Frankly Put: Contemplating Death and Mortality
This isn’t a call for help. Before you hit me up to try and convince me that life is worth living and people would miss me, allow me to assure you that it isn’t that type of reflection. Carry that curiosity and walk with me here.
(Probably should put this here, TW: death. If this is something you are not ready to have a conversation over, perhaps stop yourself here. Should you be interested, welcome to a small inkling of how my brain works.)
I recognise that the title can have a greatly negative paradigm and in some ways, I embrace it (Haha, clickbait!). Lately, it has been something that I found myself questioning a little more on days I feel good. What’s more, is that I am not coming out of the thought in a doom and gloom headspace. This isn’t suicidal thought and I think in some ways it has the opposite effect on my mind.
I remember being younger and the conversations on death and mortality were a little bit hushed. It is understandable. The young mind is impressionable and at the same time, how do you explain something we know so little about to someone who knows so little? It was always said, “Live your life like today could be your last day,” to get us to live our lives to the fullest and I have run the thought through my mind like “Why though?” No seriously, why? Why do I say it? This frustratingly romantic way of trying to get someone to live in the now.
These past (nearly) two years have been a mess and the effect on the mental has been greatly felt. I mean, I have seen people gain sunshine in their lives. I’ve seen people lose warmth behind their eyes too. It is shaking how wild it is to have perspective shifted so sharply. I ask myself did I even take the time to understand what the numbers on the screen meant when they would rise and fall? Was it always just a gauge for that long-awaited address to tell us whether we could be outside past certain times? Or was there a piece of my heart that understood gratitude a little more?

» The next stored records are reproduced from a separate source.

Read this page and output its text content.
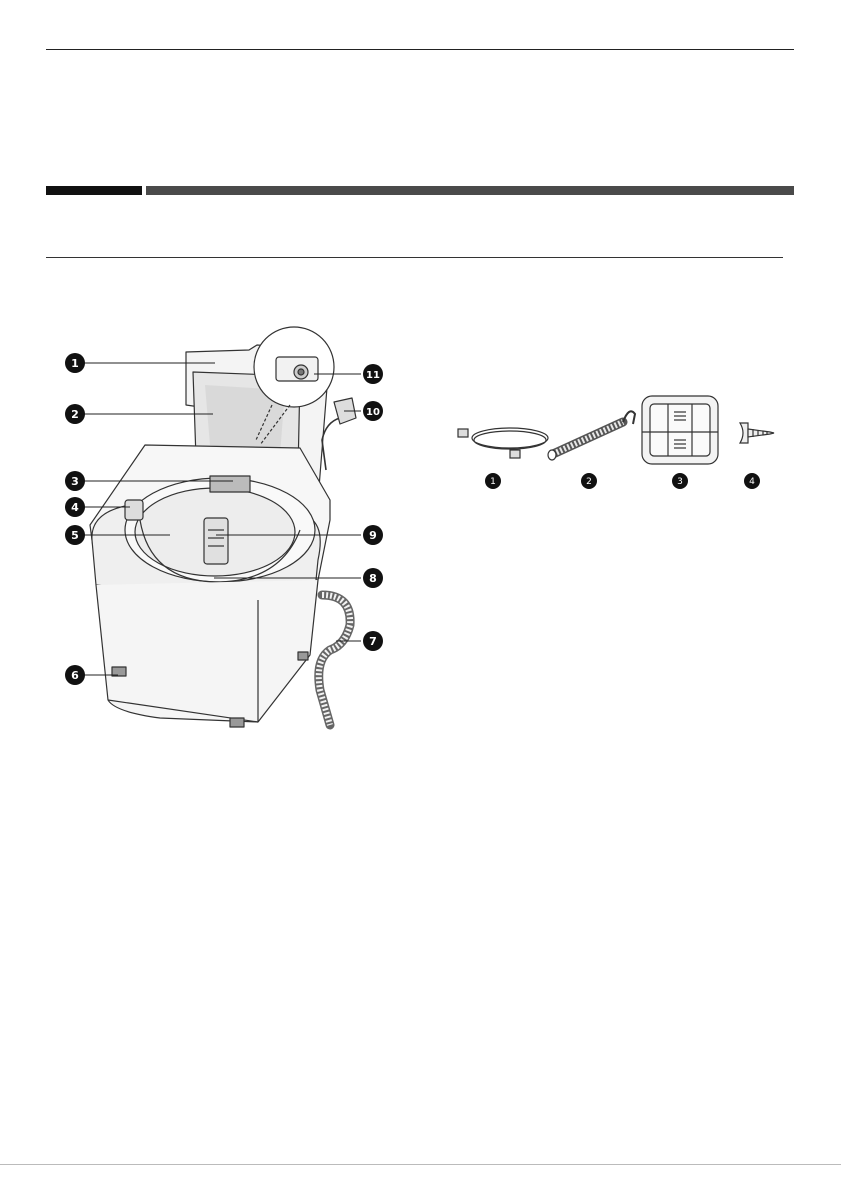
1
2
3
4
5
6
7
8
9
10
11
1	2	3	4
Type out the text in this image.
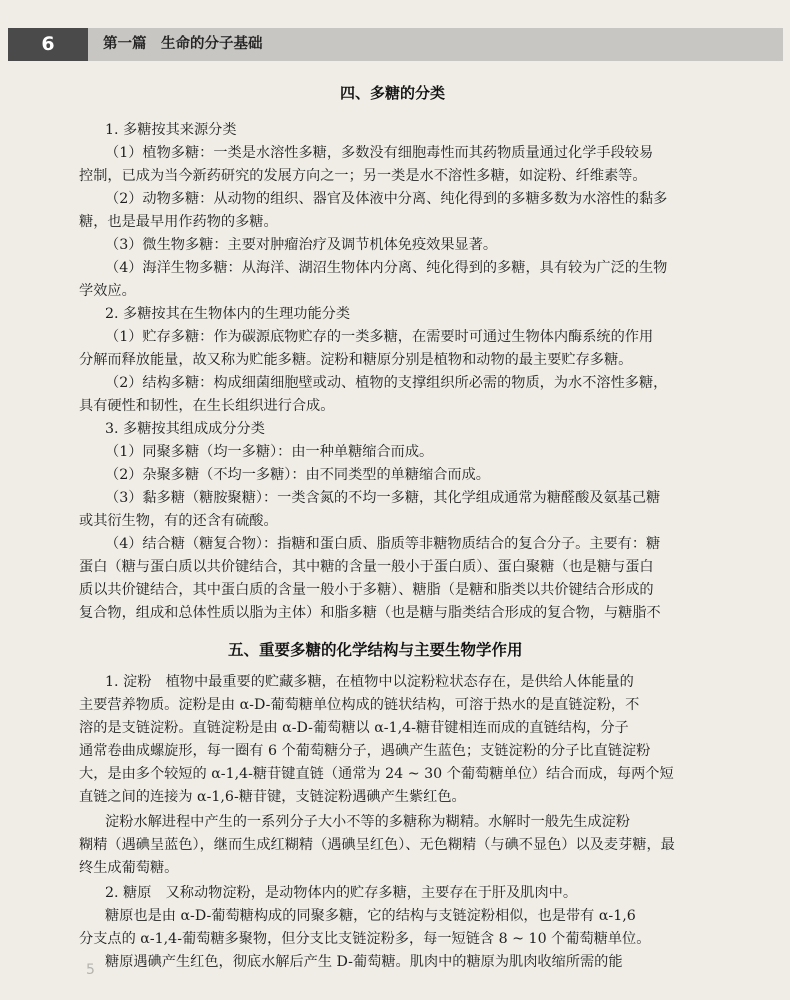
6	第一篇　生命的分子基础
四、多糖的分类
1. 多糖按其来源分类
（1）植物多糖：一类是水溶性多糖，多数没有细胞毒性而其药物质量通过化学手段较易
控制，已成为当今新药研究的发展方向之一；另一类是水不溶性多糖，如淀粉、纤维素等。
（2）动物多糖：从动物的组织、器官及体液中分离、纯化得到的多糖多数为水溶性的黏多
糖，也是最早用作药物的多糖。
（3）微生物多糖：主要对肿瘤治疗及调节机体免疫效果显著。
（4）海洋生物多糖：从海洋、湖沼生物体内分离、纯化得到的多糖，具有较为广泛的生物
学效应。
2. 多糖按其在生物体内的生理功能分类
（1）贮存多糖：作为碳源底物贮存的一类多糖，在需要时可通过生物体内酶系统的作用
分解而释放能量，故又称为贮能多糖。淀粉和糖原分别是植物和动物的最主要贮存多糖。
（2）结构多糖：构成细菌细胞壁或动、植物的支撑组织所必需的物质，为水不溶性多糖，
具有硬性和韧性，在生长组织进行合成。
3. 多糖按其组成成分分类
（1）同聚多糖（均一多糖）：由一种单糖缩合而成。
（2）杂聚多糖（不均一多糖）：由不同类型的单糖缩合而成。
（3）黏多糖（糖胺聚糖）：一类含氮的不均一多糖，其化学组成通常为糖醛酸及氨基己糖
或其衍生物，有的还含有硫酸。
（4）结合糖（糖复合物）：指糖和蛋白质、脂质等非糖物质结合的复合分子。主要有：糖
蛋白（糖与蛋白质以共价键结合，其中糖的含量一般小于蛋白质）、蛋白聚糖（也是糖与蛋白
质以共价键结合，其中蛋白质的含量一般小于多糖）、糖脂（是糖和脂类以共价键结合形成的
复合物，组成和总体性质以脂为主体）和脂多糖（也是糖与脂类结合形成的复合物，与糖脂不
五、重要多糖的化学结构与主要生物学作用
1. 淀粉　植物中最重要的贮藏多糖，在植物中以淀粉粒状态存在，是供给人体能量的
主要营养物质。淀粉是由 α-D-葡萄糖单位构成的链状结构，可溶于热水的是直链淀粉，不
溶的是支链淀粉。直链淀粉是由 α-D-葡萄糖以 α-1,4-糖苷键相连而成的直链结构，分子
通常卷曲成螺旋形，每一圈有 6 个葡萄糖分子，遇碘产生蓝色；支链淀粉的分子比直链淀粉
大，是由多个较短的 α-1,4-糖苷键直链（通常为 24 ~ 30 个葡萄糖单位）结合而成，每两个短
直链之间的连接为 α-1,6-糖苷键，支链淀粉遇碘产生紫红色。
淀粉水解进程中产生的一系列分子大小不等的多糖称为糊精。水解时一般先生成淀粉
糊精（遇碘呈蓝色），继而生成红糊精（遇碘呈红色）、无色糊精（与碘不显色）以及麦芽糖，最
终生成葡萄糖。
2. 糖原　又称动物淀粉，是动物体内的贮存多糖，主要存在于肝及肌肉中。
糖原也是由 α-D-葡萄糖构成的同聚多糖，它的结构与支链淀粉相似，也是带有 α-1,6
分支点的 α-1,4-葡萄糖多聚物，但分支比支链淀粉多，每一短链含 8 ~ 10 个葡萄糖单位。
糖原遇碘产生红色，彻底水解后产生 D-葡萄糖。肌肉中的糖原为肌肉收缩所需的能
5
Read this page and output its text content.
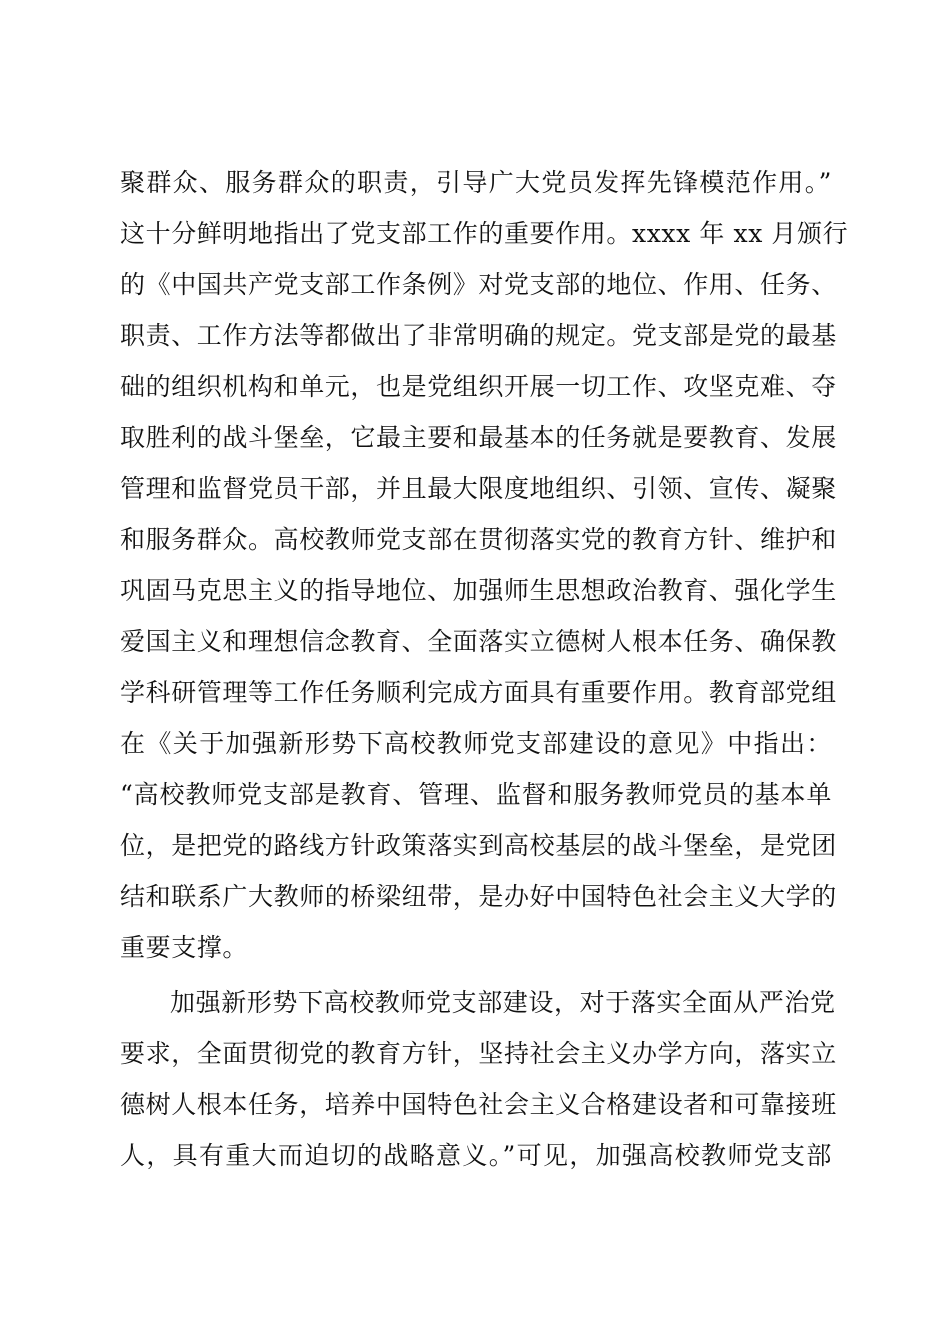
聚群众、服务群众的职责，引导广大党员发挥先锋模范作用。”
这十分鲜明地指出了党支部工作的重要作用。xxxx 年 xx 月颁行
的《中国共产党支部工作条例》对党支部的地位、作用、任务、
职责、工作方法等都做出了非常明确的规定。党支部是党的最基
础的组织机构和单元，也是党组织开展一切工作、攻坚克难、夺
取胜利的战斗堡垒，它最主要和最基本的任务就是要教育、发展
管理和监督党员干部，并且最大限度地组织、引领、宣传、凝聚
和服务群众。高校教师党支部在贯彻落实党的教育方针、维护和
巩固马克思主义的指导地位、加强师生思想政治教育、强化学生
爱国主义和理想信念教育、全面落实立德树人根本任务、确保教
学科研管理等工作任务顺利完成方面具有重要作用。教育部党组
在《关于加强新形势下高校教师党支部建设的意见》中指出：
“高校教师党支部是教育、管理、监督和服务教师党员的基本单
位，是把党的路线方针政策落实到高校基层的战斗堡垒，是党团
结和联系广大教师的桥梁纽带，是办好中国特色社会主义大学的
重要支撑。
加强新形势下高校教师党支部建设，对于落实全面从严治党
要求，全面贯彻党的教育方针，坚持社会主义办学方向，落实立
德树人根本任务，培养中国特色社会主义合格建设者和可靠接班
人，具有重大而迫切的战略意义。”可见，加强高校教师党支部
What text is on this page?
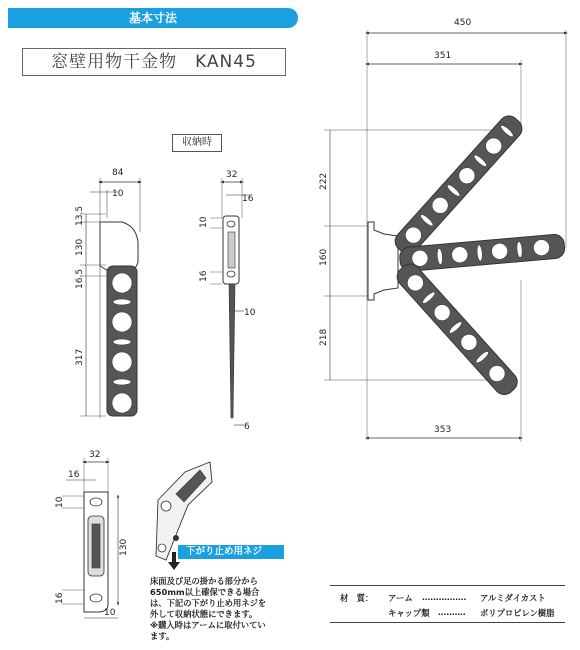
基本寸法
窓壁用物干金物　KAN45
収納時
84
10
13.5
130
16.5
317
32
16
10
16
10
6
450
351
222
160
218
353
32
16
130
10
16
10
下がり止め用ネジ
床面及び足の掛かる部分から
650mm以上確保できる場合
は、下記の下がり止め用ネジを
外して収納状態にできます。
※購入時はアームに取付いてい
ます。
材　質： アーム ‥‥‥‥‥‥‥‥ アルミダイカスト
キャップ類 ‥‥‥‥‥ ポリプロピレン樹脂
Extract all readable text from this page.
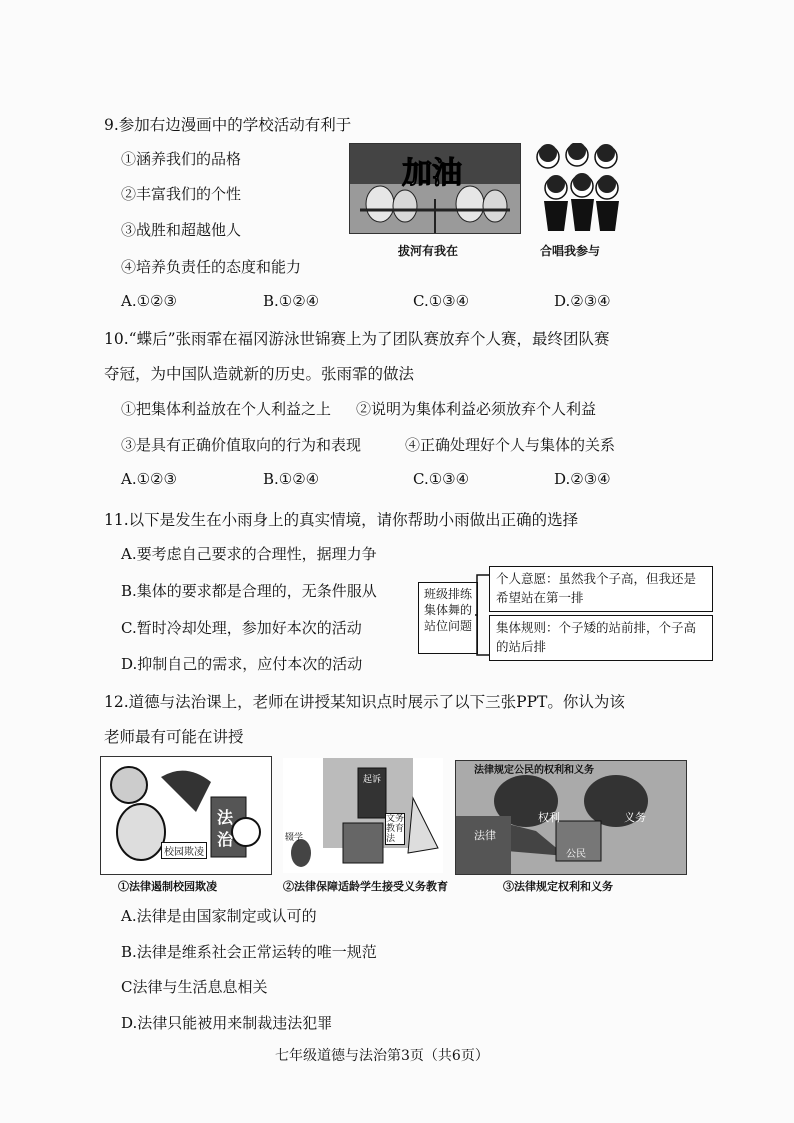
9.参加右边漫画中的学校活动有利于
①涵养我们的品格
②丰富我们的个性
③战胜和超越他人
④培养负责任的态度和能力
加油
拔河有我在	合唱我参与
A.①②③	B.①②④	C.①③④	D.②③④
10.“蝶后”张雨霏在福冈游泳世锦赛上为了团队赛放弃个人赛，最终团队赛
夺冠，为中国队造就新的历史。张雨霏的做法
①把集体利益放在个人利益之上 ②说明为集体利益必须放弃个人利益
③是具有正确价值取向的行为和表现	④正确处理好个人与集体的关系
A.①②③	B.①②④	C.①③④	D.②③④
11.以下是发生在小雨身上的真实情境，请你帮助小雨做出正确的选择
A.要考虑自己要求的合理性，据理力争
B.集体的要求都是合理的，无条件服从
C.暂时冷却处理，参加好本次的活动
D.抑制自己的需求，应付本次的活动
班级排练集体舞的站位问题
个人意愿：虽然我个子高，但我还是希望站在第一排
集体规则：个子矮的站前排，个子高的站后排
12.道德与法治课上，老师在讲授某知识点时展示了以下三张PPT。你认为该
老师最有可能在讲授
校园欺凌
法
治
起诉
文务教育法
辍学
法律规定公民的权利和义务
权利	义务
法律
公民
①法律遏制校园欺凌	②法律保障适龄学生接受义务教育	③法律规定权利和义务
A.法律是由国家制定或认可的
B.法律是维系社会正常运转的唯一规范
C法律与生活息息相关
D.法律只能被用来制裁违法犯罪
七年级道德与法治第3页（共6页）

Now here I am, looking through my own thoughts to dig up whatever that means to me. I’m tearing away at the negative wall to see what those little beams of light shooting from the crevices could be. Philosophers and Buddhists may have it right in that indeed that light does exist from behind that wall. Maybe there is happiness that can be found in the contemplation of death.
Another thing I am coming to terms with is the fact that death could be symbolic. Death doesn’t have to be final rest but it still seems to have the same effects. The grieving process, the hollowness and longing. There is this quote, I think it is by Sigmund Freud that says, “You aren’t a man until your father dies.” and that death need not be literal — another thinker adds on.
Sitting with this perspective opened my eyes to the many ways that death has occurred beneath my nose and I have carried grief without noticing the weight on my shoulders. I don’t think I took the time to fully grasp it. In this case, what the quote alludes to, in a paraphrased and bastardised interrogation, is there comes a time when those we depend on may not have the answers to the questions we ask and that in a sense is a death. They are dead to you in that regard.
However, what happens when the person you are depending on is you? What happens when you lack those answers? Who will bury the body of the now-deceased persona that is you? I mean it is just a thought but it is also a realization that I never give myself the grace to acknowledge the grief of losing parts of me. I am not taking the time to call out to those moments when parts of me breathe their last breath.
Just off the top of my head, I can tell in some ways I am dying, for one the light of passion within me has days when it is dwindling. I look back to all the times I have lost interest in things that once brought life to my day-to-day. The things I once enjoyed, now just look so lack-lustre and we call that getting older but in some ways, it is just the death of the child within.
Maybe there is truth when we say we are “working ourselves to death”. There is a piece of us that dies with every bit of our being that we invest into the thing that doesn’t bring us peace and burnout is just the body, mind and spirit screaming this out. The relationships we put ourselves through that drain us, probably do the same. What’s there to argue with when heartbreak feels like a piece of us just died?
Like the Buddhist monks, perhaps there is a joy to life that we can derive from contemplating our fleeting mortality and perhaps that is where I am now. It isn’t to the extent of sitting in cemeteries to meditate though, that’s just on a mad level. Instead, I am going with the flow of life, understanding YOLO from a more grounded point of view. I think here, the music sounds better, the water tastes sweeter, the air smells fresher, the love feels deeper.
Maybe I am working myself to death. Maybe there are days where there is the death of my creativity because of it. Am I willing to find the gratitude, the peace, the joy in the realization at those points? Am I allowing myself the silent resignation to the truth that my time is finite and this calls for greater appreciation of the things in life that actually matter to me?
The actions I take every day in love, kindness and thoughtfulness are really just an affirmation, momento mori, to put it Frankly.